Early in the morning, rolling in bed, fluffing the covers, your soapy husband scent tickles my nose and wakes me. I inhale the familiarity and think to myself home. Comfort.
My home is where my heart is and you hold my heart. You’ve held my heart since I was a teenage girl.
Sure, we’ve had our movie romance moments with flower-filled gestures, candle-lit nights and poetic stargazing. Those are moments I have journaled about since we started dating during those innocent, simple times. Back when being a teenager and being in love meant putting our best foot forward.
And now, years later, I look at our son and my growing belly with our daughter. I look at myself and see a disheveled wife who is not the teenage girl you chose. I think to myself, “When did I stop putting my best foot forward for you? When did I let the fire die down?”
I wonder when the flame faded and life became more real.
Was it when date night became a distant memory?
Was it after our first year of marriage when we realized saying “I’m sorry” was one of the hardest lessons we’d have to learn as a young couple? Or was it learning to say “I forgive you”?
Was it when I desperately longed for you to change? For us to change?
I think of the many nights I lay in bed, crying, wishing for things to be different. I think of the days filled with anger and selfishness.
I think of all the times when all I did was think of myself.
I think of when I would pull away from you, full of myself and you never strayed. You always moved toward me as I tried to move away from you.
Sometimes I worry about the comfortableness that comes in a marriage. Sometimes I worry that when you feel like my roommate, we’ve lost something.
And then I see you wrestle with our son after a long day at work and I see a love so full and pure, that I can’t even remember what I was worried about.
I see you wrap your arms around me when grief hit me like a freight train.
I see your commitment to work and partner with me as we provide for our family and all doubt is lost in my new breath.
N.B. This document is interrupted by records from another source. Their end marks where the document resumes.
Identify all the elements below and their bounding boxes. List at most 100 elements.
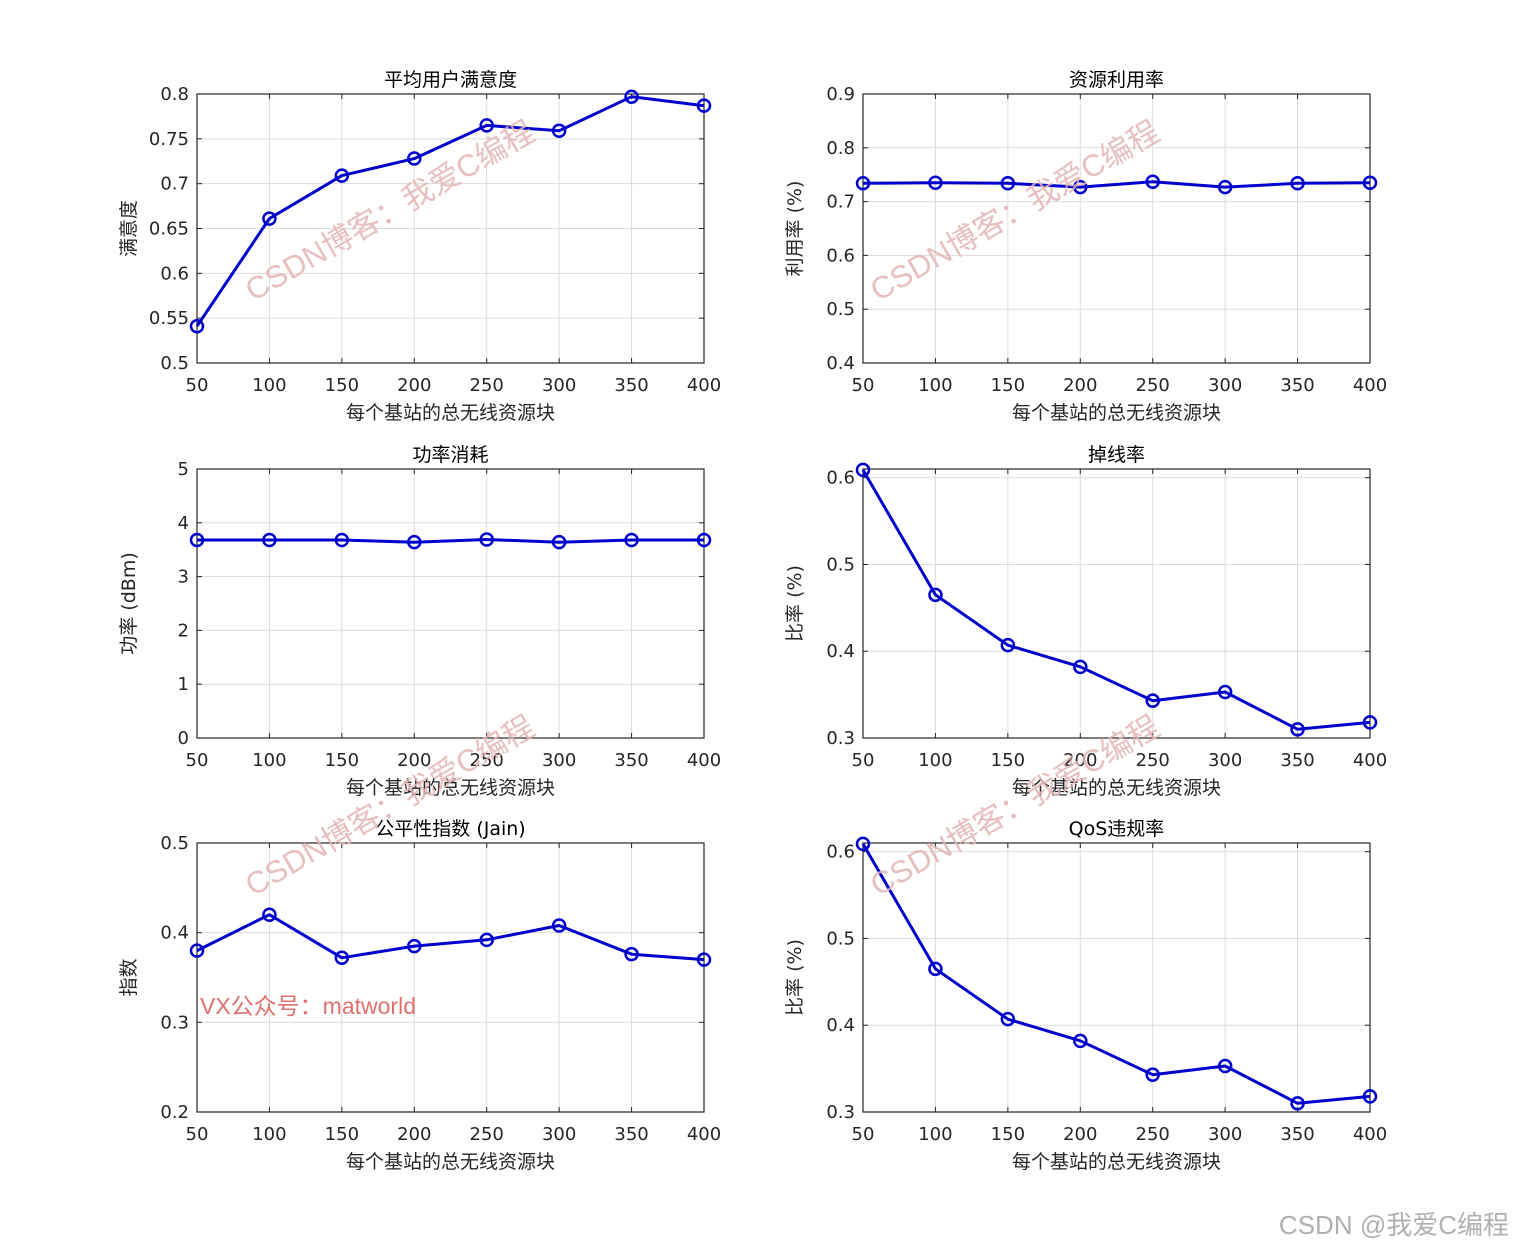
y-tick-label: 0.5 (826, 928, 855, 949)
data-point-marker (407, 534, 422, 550)
data-point-marker (1362, 1089, 1378, 1104)
data-point-marker (189, 943, 205, 958)
x-tick-label: 250 (1136, 750, 1170, 771)
y-tick-label: 0.6 (826, 468, 855, 489)
x-tick-label: 150 (991, 750, 1025, 771)
data-point-marker (1000, 637, 1016, 653)
x-axis-label: 每个基站的总无线资源块 (1012, 777, 1221, 799)
series-line (195, 95, 705, 328)
data-point-marker (1290, 722, 1305, 737)
data-point-marker (1145, 174, 1160, 189)
x-tick-label: 150 (991, 1124, 1025, 1145)
x-tick-label: 100 (918, 1124, 952, 1145)
data-point-marker (624, 532, 639, 548)
x-tick-label: 400 (1353, 375, 1387, 396)
y-tick-label: 0.8 (826, 138, 855, 159)
data-point-marker (334, 168, 350, 183)
y-tick-label: 0.75 (149, 129, 189, 150)
x-tick-label: 300 (1208, 1124, 1242, 1145)
data-point-marker (551, 534, 567, 550)
data-point-marker (855, 462, 871, 478)
data-point-marker (855, 836, 871, 852)
x-tick-label: 50 (852, 1124, 875, 1145)
series-line (196, 913, 705, 962)
data-point-marker (1073, 1033, 1088, 1049)
x-axis-label: 每个基站的总无线资源块 (346, 402, 555, 424)
y-tick-label: 0.3 (160, 1012, 189, 1033)
x-axis-label: 每个基站的总无线资源块 (1012, 1151, 1221, 1173)
x-tick-label: 300 (542, 750, 576, 771)
chart-panel-3: 50 100 150 200 250 300 350 400 0 1 2 3 4 5 功率消耗每个基站的总无… (118, 444, 721, 799)
y-tick-label: 0.65 (149, 219, 189, 240)
vx-watermark: VX公众号：matworld (200, 993, 416, 1019)
y-tick-label: 0.6 (826, 245, 855, 266)
chart-panel-1: 50 100 150 200 250 300 350 400 0.5 0.55 0.6 0.65 0.7… (118, 69, 721, 424)
data-point-marker (1217, 684, 1233, 700)
chart-title: 掉线率 (1088, 444, 1145, 466)
x-tick-label: 400 (1353, 750, 1387, 771)
y-axis-label: 比率 (%) (784, 939, 806, 1016)
data-point-marker (855, 176, 871, 191)
x-tick-label: 350 (614, 750, 648, 771)
y-tick-label: 0.3 (826, 728, 855, 749)
y-tick-label: 0.4 (826, 641, 855, 662)
data-point-marker (1362, 715, 1378, 730)
x-tick-label: 300 (1208, 750, 1242, 771)
data-point-marker (262, 211, 277, 226)
x-tick-label: 100 (252, 1124, 286, 1145)
chart-panel-5: 50 100 150 200 250 300 350 400 0.2 0.3 0.4 0.5 公平性指数… (118, 818, 721, 1173)
series-line (861, 469, 1371, 731)
data-point-marker (1145, 693, 1160, 708)
x-tick-label: 400 (687, 750, 721, 771)
y-tick-label: 0 (178, 728, 189, 749)
y-axis-label: 比率 (%) (784, 565, 806, 642)
data-point-marker (189, 318, 205, 334)
x-tick-label: 200 (1063, 1124, 1097, 1145)
data-point-marker (696, 98, 712, 113)
data-point-marker (262, 532, 277, 548)
x-tick-label: 150 (325, 750, 359, 771)
y-tick-label: 0.9 (826, 84, 855, 105)
plot-area (197, 469, 704, 738)
y-tick-label: 0.8 (160, 84, 189, 105)
data-point-marker (407, 938, 422, 954)
x-tick-label: 200 (397, 750, 431, 771)
y-tick-label: 0.55 (149, 308, 189, 329)
axes-box (862, 93, 1371, 364)
y-tick-label: 3 (178, 567, 189, 588)
data-point-marker (1217, 179, 1233, 195)
y-tick-label: 5 (178, 459, 189, 480)
x-tick-label: 250 (470, 375, 504, 396)
y-tick-label: 0.5 (160, 353, 189, 374)
x-tick-label: 250 (470, 750, 504, 771)
x-tick-label: 300 (542, 375, 576, 396)
data-point-marker (1000, 176, 1016, 191)
data-point-marker (696, 532, 712, 548)
chart-panel-4: 50 100 150 200 250 300 350 400 0.3 0.4 0.5 0.6 掉线率每个… (784, 444, 1387, 799)
data-point-marker (1217, 1058, 1233, 1074)
axes-box (862, 468, 1371, 739)
data-point-marker (479, 532, 494, 547)
x-tick-label: 200 (1063, 375, 1097, 396)
data-point-marker (551, 918, 567, 933)
x-tick-label: 350 (1280, 1124, 1314, 1145)
x-tick-label: 200 (1063, 750, 1097, 771)
data-point-marker (928, 587, 943, 603)
x-axis-label: 每个基站的总无线资源块 (1012, 402, 1221, 424)
y-tick-label: 0.4 (826, 1015, 855, 1036)
chart-title: 资源利用率 (1069, 69, 1164, 91)
chart-title: 功率消耗 (412, 444, 488, 466)
axes-box (862, 842, 1371, 1113)
data-point-marker (1290, 176, 1305, 191)
series-line (861, 843, 1371, 1105)
x-tick-label: 250 (1136, 375, 1170, 396)
x-tick-label: 50 (186, 1124, 209, 1145)
data-point-marker (624, 89, 639, 104)
x-tick-label: 150 (325, 1124, 359, 1145)
chart-title: QoS违规率 (1069, 818, 1165, 840)
x-tick-label: 350 (614, 1124, 648, 1145)
x-tick-label: 400 (687, 1124, 721, 1145)
chart-title: 平均用户满意度 (384, 69, 517, 91)
data-point-marker (696, 952, 712, 967)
Instead of a list of all I want to change, all that is wrong, I have a list of all I hold dear and take for granted. A list of all you do that is right.
When I stop looking at my own selfish self and look to the One who created our union, I begin to see.
I begin to see love as more than just a flame we try to keep burning. Our efforts to keep something going are all in vain as we long for a selfish return.
It was when God shook my world and removed my earthly lens to see what love really is.
I saw love as a sacrifice. A sacrifice when the Creator extended his arms to this world and gave His son to die for me so he could have a pure relationship with me. So we could have a pure relationship together.
What a great calling God asks of us in our marriages: to give up ourselves and live a life that serves your spouse in love. A life that reflects God’s love for each one of us is to be captured in our marriages.
It was when my heart wrestled with this truth and realized it was I who needed to change. I needed to surrender my heart to the One who truly held it.
It was when I started seeing our marriage as a true partnership and not a “meship.”
It was when I started seeing you with God’s eyes.
It was when I started seeing myself with God’s eyes.
I don’t want us to have a marriage that thrives on a flame we are perpetually running in circles to keep burning.
I want us to have a marriage that stays the course, and moves towards the fire of truth, reminding us of where we’ve been and where we are going.
I remember the times when fighting over the dishes seemed so perilous. I think of the fights over who should do laundry. I think of the fights over when to start a family or when to buy a house. The sleepless nights filled with tossing and turning about our finances.
Conflicts that diminish as I start to look at you for who you really are. I see you as a flawed, forgiven child of the King and then I look in the mirror and see that our true identities are the same.
We are messy humans who live daily by the grace of God and we are on this journey called marriage together.
Things are not perfect and never will be, but that’s OK. With each season comes hard times and challenges and what ifs, but with each season comes a step forward that we make together, side by side, holding hands. And on the other side of those challenges comes something that is sweeter than the aroma of a sacrifice.
On the other side comes a love that is real, raw, messy, and beautiful.